A quand remonte votre dernier échec ? Qu’avez-vous ressenti ? Et in fine, qu’avez-vous appris ? Nous entretenons rarement un rapport positif à l’échec… pourtant il est indispensable à notre apprentissage, voire même extrêmement productif.

C’est ce que défendent les partisans du Productive failure (échec productif) une théorie de l’apprentissage largement développée par Manu Kapur, Professeur de la Chaire Sciences de l’Education de ETH Zürich et anciennement Directeur du Learning Sciences Lab de Singapour.

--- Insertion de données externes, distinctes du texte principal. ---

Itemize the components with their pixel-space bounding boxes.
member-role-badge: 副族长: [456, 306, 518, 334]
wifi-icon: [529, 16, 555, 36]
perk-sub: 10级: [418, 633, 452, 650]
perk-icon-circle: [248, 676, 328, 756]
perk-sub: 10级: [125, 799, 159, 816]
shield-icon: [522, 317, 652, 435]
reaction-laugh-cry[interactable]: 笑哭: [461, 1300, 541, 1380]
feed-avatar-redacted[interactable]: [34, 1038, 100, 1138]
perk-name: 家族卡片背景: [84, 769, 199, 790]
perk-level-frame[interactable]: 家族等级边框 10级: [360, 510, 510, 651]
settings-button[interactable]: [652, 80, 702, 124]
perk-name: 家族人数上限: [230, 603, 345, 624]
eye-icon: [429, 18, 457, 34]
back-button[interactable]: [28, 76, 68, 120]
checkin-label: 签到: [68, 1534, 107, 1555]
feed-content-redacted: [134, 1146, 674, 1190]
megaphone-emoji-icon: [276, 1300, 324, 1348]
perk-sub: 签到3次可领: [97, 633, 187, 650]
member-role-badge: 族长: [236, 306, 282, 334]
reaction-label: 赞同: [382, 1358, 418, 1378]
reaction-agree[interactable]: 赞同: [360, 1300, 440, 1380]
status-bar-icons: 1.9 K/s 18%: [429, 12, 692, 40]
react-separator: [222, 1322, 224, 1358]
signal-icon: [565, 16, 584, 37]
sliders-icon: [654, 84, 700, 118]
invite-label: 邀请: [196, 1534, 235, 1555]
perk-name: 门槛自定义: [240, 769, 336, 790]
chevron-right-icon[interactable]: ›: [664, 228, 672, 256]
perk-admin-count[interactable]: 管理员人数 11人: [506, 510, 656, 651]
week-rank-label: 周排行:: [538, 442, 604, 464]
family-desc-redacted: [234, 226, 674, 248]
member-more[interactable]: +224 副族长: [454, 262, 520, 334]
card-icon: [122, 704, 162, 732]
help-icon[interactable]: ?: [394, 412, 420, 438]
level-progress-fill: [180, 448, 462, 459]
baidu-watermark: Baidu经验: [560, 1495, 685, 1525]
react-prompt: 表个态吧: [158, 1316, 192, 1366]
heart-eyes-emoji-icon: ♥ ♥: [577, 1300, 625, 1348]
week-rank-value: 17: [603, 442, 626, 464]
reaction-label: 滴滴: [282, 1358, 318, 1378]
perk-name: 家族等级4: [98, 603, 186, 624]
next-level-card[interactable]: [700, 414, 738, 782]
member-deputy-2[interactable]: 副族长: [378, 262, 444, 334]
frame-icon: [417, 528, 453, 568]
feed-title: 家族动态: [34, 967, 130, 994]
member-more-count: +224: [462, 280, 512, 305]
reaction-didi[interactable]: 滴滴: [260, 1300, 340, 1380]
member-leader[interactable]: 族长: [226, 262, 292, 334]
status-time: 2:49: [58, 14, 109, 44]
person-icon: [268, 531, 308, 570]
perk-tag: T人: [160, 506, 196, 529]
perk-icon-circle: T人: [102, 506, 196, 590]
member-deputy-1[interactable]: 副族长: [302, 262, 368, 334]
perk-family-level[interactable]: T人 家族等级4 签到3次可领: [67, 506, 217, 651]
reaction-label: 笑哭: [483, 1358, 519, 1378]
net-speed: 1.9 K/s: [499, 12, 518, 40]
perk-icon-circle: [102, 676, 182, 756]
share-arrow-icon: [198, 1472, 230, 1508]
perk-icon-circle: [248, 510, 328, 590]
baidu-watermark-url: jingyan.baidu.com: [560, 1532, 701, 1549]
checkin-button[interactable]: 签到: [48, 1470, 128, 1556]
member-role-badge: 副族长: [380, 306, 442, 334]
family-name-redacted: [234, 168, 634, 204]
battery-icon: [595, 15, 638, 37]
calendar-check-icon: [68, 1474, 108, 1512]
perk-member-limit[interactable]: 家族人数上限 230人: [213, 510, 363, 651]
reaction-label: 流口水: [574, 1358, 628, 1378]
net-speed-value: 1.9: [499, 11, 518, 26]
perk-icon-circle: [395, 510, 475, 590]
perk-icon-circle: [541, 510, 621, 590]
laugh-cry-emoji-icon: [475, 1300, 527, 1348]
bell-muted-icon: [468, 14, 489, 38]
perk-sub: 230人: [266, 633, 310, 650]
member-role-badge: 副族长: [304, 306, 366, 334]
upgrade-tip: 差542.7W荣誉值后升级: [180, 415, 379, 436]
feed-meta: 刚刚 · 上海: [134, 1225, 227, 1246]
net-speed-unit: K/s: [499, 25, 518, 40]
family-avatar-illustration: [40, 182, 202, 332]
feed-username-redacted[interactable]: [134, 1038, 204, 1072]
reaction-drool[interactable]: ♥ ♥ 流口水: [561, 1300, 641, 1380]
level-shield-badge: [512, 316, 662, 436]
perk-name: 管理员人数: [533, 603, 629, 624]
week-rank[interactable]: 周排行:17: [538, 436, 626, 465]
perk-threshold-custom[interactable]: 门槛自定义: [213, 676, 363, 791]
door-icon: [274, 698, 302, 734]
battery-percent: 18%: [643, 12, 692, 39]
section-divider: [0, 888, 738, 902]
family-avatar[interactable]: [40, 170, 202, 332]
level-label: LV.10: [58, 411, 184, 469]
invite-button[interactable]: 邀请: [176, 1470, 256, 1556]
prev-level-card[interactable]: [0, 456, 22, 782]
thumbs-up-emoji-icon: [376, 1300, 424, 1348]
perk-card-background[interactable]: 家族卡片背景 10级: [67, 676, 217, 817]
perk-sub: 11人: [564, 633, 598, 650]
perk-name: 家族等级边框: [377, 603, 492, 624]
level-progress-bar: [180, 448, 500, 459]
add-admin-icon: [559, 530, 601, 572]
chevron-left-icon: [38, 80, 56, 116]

Cette méthode vise à proposer des conceptions de formations centrées sur des résolutions de problèmes. Ces problèmes reposent avant tout sur des concepts non familiers aux individus qui tentent de les résoudre.

L’échec pour ne pas perdre le nord ?

A première vue, cette méthode ressemble un peu à une douche froide ou à un grand saut dans la piscine sans savoir nager, ce qui peut paraître brutal ou décourageant ! Mais différentes recherches ont démontré que cette approche permet d’impliquer plus fortement les apprenants et éclaire le sens de l’apprentissage. Il s’agit en quelque sorte d’un préalable à l’apprentissage, une sorte de préparationEn échouant, nous comprendrions plus fortement l’intérêt d’apprendre et serions parfois plus motivés. L’échec nous permettrait d’apprendre de manière plus productive que si nous n’avions pas buté sur le problème et avions eu accès directement à des éléments nous permettant de le résoudre.

Certains designers d’expériences pédagogiques imaginent déjà des dispositifs d’apprentissage reposant sur cette théorie et intègrent ainsi l’échec au cœur de leur conception : un professeur de l’Université de Concordia s’est illustré il y a quelques années avec une expérience de ce type en demandant à ses élèves de donner une série de cours en analyse statistique à sa place.